Delek U.S. had a net loss of $88.1 million in the third quarter. Of that, its refining business lost $17.8 million. Its profit margin on gasoline, known as a crack spread, was down 58% from one year ago. The business expects to reduce its capital expenditures by 40% across the company and streamline operations at the Krotz Springs refinery to improve its cash flow by $200 million in 2021. 

In April 2019, the company spent $138 million to build an alkylation unit, which added "additional flexibility" at the refinery and it was supposed to help make it less dependent upon crack spreads. In May 2019, Delek U.S. estimated it would spend $150 million at the Krotz Springs site over a five-year time frame and add 30 new jobs. At the time, the company was offered a performance-based state grant up to $7.5 million over a four-year period for infrastructure improvements to its dock terminal at the Port of Krotz Springs in addition to the Industrial Tax Exemption and Quality jobs programs. 

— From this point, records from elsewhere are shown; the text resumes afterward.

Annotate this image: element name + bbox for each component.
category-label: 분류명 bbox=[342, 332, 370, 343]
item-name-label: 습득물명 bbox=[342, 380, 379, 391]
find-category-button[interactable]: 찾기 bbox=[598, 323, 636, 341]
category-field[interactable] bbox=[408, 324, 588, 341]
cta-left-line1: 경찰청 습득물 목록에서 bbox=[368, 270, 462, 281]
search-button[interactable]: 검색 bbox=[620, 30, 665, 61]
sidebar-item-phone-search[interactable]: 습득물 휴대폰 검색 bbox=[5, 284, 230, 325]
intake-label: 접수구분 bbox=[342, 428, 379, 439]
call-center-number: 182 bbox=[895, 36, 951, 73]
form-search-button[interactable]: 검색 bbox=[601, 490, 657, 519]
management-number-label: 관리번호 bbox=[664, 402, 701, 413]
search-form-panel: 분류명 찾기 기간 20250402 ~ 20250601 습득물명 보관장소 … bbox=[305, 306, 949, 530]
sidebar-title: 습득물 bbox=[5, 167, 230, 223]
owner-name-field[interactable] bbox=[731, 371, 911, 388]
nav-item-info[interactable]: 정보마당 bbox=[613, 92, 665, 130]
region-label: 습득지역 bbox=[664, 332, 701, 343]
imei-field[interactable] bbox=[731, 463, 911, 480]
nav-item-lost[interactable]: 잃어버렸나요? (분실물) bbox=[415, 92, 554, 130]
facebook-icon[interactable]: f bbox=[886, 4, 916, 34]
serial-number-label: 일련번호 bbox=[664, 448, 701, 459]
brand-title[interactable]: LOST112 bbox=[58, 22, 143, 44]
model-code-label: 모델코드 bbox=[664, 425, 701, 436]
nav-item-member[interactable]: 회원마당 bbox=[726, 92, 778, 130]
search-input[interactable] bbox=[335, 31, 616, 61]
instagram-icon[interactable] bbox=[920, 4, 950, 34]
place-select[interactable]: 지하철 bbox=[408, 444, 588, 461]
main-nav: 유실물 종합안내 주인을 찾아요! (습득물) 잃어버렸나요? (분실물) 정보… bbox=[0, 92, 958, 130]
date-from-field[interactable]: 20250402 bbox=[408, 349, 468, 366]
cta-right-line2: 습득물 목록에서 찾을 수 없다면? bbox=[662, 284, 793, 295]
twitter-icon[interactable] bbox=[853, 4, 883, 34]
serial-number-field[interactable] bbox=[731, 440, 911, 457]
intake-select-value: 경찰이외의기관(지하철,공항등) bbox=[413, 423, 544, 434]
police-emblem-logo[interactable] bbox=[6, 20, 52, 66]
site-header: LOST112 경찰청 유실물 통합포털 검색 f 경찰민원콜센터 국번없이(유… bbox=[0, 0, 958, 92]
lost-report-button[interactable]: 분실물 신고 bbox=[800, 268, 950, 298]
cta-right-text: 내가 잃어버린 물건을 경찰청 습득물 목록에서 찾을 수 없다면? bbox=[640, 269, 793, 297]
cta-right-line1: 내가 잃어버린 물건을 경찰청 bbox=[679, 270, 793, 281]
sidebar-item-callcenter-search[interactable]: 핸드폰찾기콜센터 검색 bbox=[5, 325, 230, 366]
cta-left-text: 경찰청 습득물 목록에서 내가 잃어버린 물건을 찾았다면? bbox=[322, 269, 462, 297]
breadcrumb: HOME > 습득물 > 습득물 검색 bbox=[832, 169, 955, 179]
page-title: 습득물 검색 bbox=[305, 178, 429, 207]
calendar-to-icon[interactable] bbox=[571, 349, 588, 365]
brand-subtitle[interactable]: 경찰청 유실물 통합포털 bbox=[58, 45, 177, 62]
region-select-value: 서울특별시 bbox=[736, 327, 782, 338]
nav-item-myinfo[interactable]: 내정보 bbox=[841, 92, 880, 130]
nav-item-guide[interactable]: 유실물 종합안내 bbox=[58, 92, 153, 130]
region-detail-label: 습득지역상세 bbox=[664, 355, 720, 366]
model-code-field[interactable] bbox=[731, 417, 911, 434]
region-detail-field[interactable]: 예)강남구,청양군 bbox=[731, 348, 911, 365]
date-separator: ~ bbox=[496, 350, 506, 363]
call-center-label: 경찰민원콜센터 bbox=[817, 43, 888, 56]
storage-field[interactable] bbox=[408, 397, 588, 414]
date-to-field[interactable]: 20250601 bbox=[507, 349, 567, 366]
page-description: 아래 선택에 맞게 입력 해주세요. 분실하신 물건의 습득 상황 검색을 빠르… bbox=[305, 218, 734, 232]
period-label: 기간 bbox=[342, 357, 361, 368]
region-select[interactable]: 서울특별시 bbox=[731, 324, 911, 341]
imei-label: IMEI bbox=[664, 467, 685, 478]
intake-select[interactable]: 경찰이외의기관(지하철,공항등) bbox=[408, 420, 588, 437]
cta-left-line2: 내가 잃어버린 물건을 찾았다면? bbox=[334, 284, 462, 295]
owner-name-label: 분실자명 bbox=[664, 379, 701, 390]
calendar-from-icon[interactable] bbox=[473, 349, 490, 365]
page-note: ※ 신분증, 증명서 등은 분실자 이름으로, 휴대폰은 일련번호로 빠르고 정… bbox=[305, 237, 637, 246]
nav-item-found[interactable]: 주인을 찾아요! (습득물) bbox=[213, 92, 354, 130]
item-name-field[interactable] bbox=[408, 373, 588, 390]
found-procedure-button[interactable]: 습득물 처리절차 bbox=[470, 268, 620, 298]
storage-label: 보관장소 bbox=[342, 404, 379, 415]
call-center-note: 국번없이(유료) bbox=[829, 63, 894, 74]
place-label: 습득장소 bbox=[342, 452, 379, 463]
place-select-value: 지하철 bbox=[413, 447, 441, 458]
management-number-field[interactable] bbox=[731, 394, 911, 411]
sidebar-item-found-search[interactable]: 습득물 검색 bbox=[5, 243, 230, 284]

Meanwhile, Calcasieu Refining nearby Lake Charles, which was built in 1977, has idled operations at its 128,000 barrel per day operation and is laying off dozens of workers by the end of the year. Royal Dutch Shell is closing its Convent facility, which opened in 1967 and has capacity up to 211,100 barrels each day. It employs 700 Shell workers and 400 contract workers.

Only a few crude oil refineries have been built since 2000, nearly all of which are in Texas and range between 25,000 barrels of crude oil each day to 60,000 barrels, according to the Energy Information Administration.